Vivimos tiempos de culto a la personalidad. Narcisistas por el mundo convertidos por los votos o la fuerza en líderes autoritarios atentan diariamente contra la mesura, la elegancia, la educación, la sensatez, la discreción, la solidaridad y el mínimo respeto por el otro con el objetivo primordial de rendir culto a la personalidad de sí mismos, el apoyo indispensable de su comitiva servil, grotesca y acrítica que los jalea y el desprecio ecuménico por todos los que no se inclinan ante sus sacrosantas opiniones.

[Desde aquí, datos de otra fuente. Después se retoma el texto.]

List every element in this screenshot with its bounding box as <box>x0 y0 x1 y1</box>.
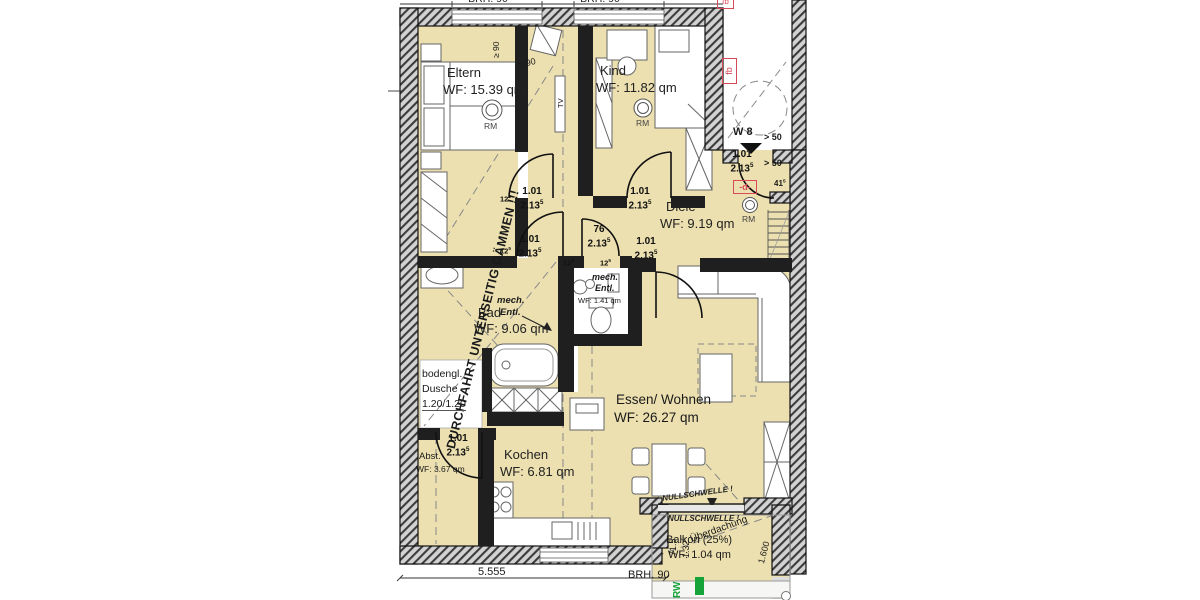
door-size-bad: 1.012.135 <box>507 234 553 259</box>
wall-mark-1: 125 <box>500 194 511 204</box>
door-size-entrance: 1.012.135 <box>719 149 765 174</box>
tag-fb-top: fb <box>717 0 734 9</box>
wall-mark-4: 125 <box>600 258 611 268</box>
room-name-kind: Kind <box>600 64 626 79</box>
balcony-dim-71: 71.5 <box>668 538 678 556</box>
dim-41: 415 <box>774 179 786 188</box>
brh-bottom: BRH. 90 <box>628 569 670 582</box>
door-size-kind: 1.012.135 <box>617 186 663 211</box>
room-area-eltern: WF: 15.39 qm <box>443 83 525 98</box>
tag-fb: fb <box>722 58 737 84</box>
floorplan-page: Eltern WF: 15.39 qm Kind WF: 11.82 qm Di… <box>0 0 1200 600</box>
rw-downpipe-label: RW <box>672 582 684 598</box>
rm-label-eltern: RM <box>484 122 497 132</box>
bad-vent-label-1: mech. <box>497 296 524 307</box>
door-size-eltern: 1.012.135 <box>509 186 555 211</box>
brh-top-2: BRH. 90 <box>570 0 630 5</box>
wall-mark-2: 125 <box>500 246 511 256</box>
shower-label-2: Dusche <box>422 383 458 395</box>
tv-mark: TV <box>557 98 566 108</box>
wc-area: WF: 1.41 qm <box>578 297 621 306</box>
room-area-kochen: WF: 6.81 qm <box>500 465 574 480</box>
min90-mark: ≥ 90 <box>492 42 502 58</box>
room-name-eltern: Eltern <box>447 66 481 81</box>
tag-d: -d- <box>733 180 757 194</box>
door-size-wc: 762.135 <box>576 224 622 249</box>
unit-number: W 8 <box>733 126 753 139</box>
door-size-abst: 1.012.135 <box>435 433 481 458</box>
clearance-mark-1: > 50 <box>764 132 782 142</box>
room-name-wohnen: Essen/ Wohnen <box>616 392 711 408</box>
room-name-kochen: Kochen <box>504 448 548 463</box>
wc-vent-label-2: Entl. <box>595 283 615 293</box>
wall-mark-3: 125 <box>563 258 574 268</box>
door-size-wohnen: 1.012.135 <box>623 236 669 261</box>
total-width-dim: 5.555 <box>478 566 506 579</box>
balcony-dim-32: 1.325 <box>681 537 691 558</box>
wc-vent-label-1: mech. <box>592 272 618 282</box>
room-name-diele: Diele <box>666 200 696 215</box>
room-area-diele: WF: 9.19 qm <box>660 217 734 232</box>
clearance-mark-2: > 50 <box>764 158 782 168</box>
room-area-wohnen: WF: 26.27 qm <box>614 410 699 426</box>
rm-label-entrance: RM <box>742 215 755 225</box>
brh-top-1: BRH. 90 <box>458 0 518 5</box>
bad-vent-label-2: Entl. <box>500 308 521 319</box>
rm-label-kind: RM <box>636 119 649 129</box>
shower-label-3: 1.20/1.20 <box>422 398 466 411</box>
shower-label-1: bodengl. <box>422 368 462 380</box>
room-area-kind: WF: 11.82 qm <box>596 81 677 96</box>
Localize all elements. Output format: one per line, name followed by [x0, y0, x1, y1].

Cuando faltan al respeto al que no piensa como ellos, se lo faltan a sí mismos y así, como jamás piden disculpas, es imposible respetarlos, incluso cuando aciertan. Abundan estos personajes tanto entre los mindundis locales como entre los múltiples seres grotescos que encabezan la política mundial hoy en día.
En casa proliferan los ejemplos pedestres. Entre los furibundos, Pablo Iglesias, rabioso con la Academia sueca, salivando contra María Corinna Machado y acordándose hasta de Hitler. También Óscar Puente llamando miserable a Feijóo, que una solo le oye insultar a este hombre. Los hay burletas, no tanto Sánchez, que también, despectivo, desdeñoso y tan sarcástico él –ánimo, Alberto–, sino su segunda María Jesús –oigan su risa loca, como graznido– émula del Joker para superar a todos en hilaridad pelotillera.
Y tenemos entre los domésticos otros ejemplares engolados como Albares, atribuyendo a España el logro de la frágil paz de Gaza, que nos entra la risa como a María Jesús aunque nunca logremos sus espasmos incontrolados.
Y fuera vean entre los más siniestros a Putin, entre siniestro y grotesco a Maduro, grotesco a secas a Milei. Por último el hombre del día, el megaególatra Trump.
Pues resulta enormemente esperanzador el gran logro que, de una manera u otra, con amenazas, presiones y él dice que aranceles, ha conseguido. Y paradójico que, pese a que deberíamos admirarlo por eso, su faraónico ego nos lo haga tan difícil de respetar.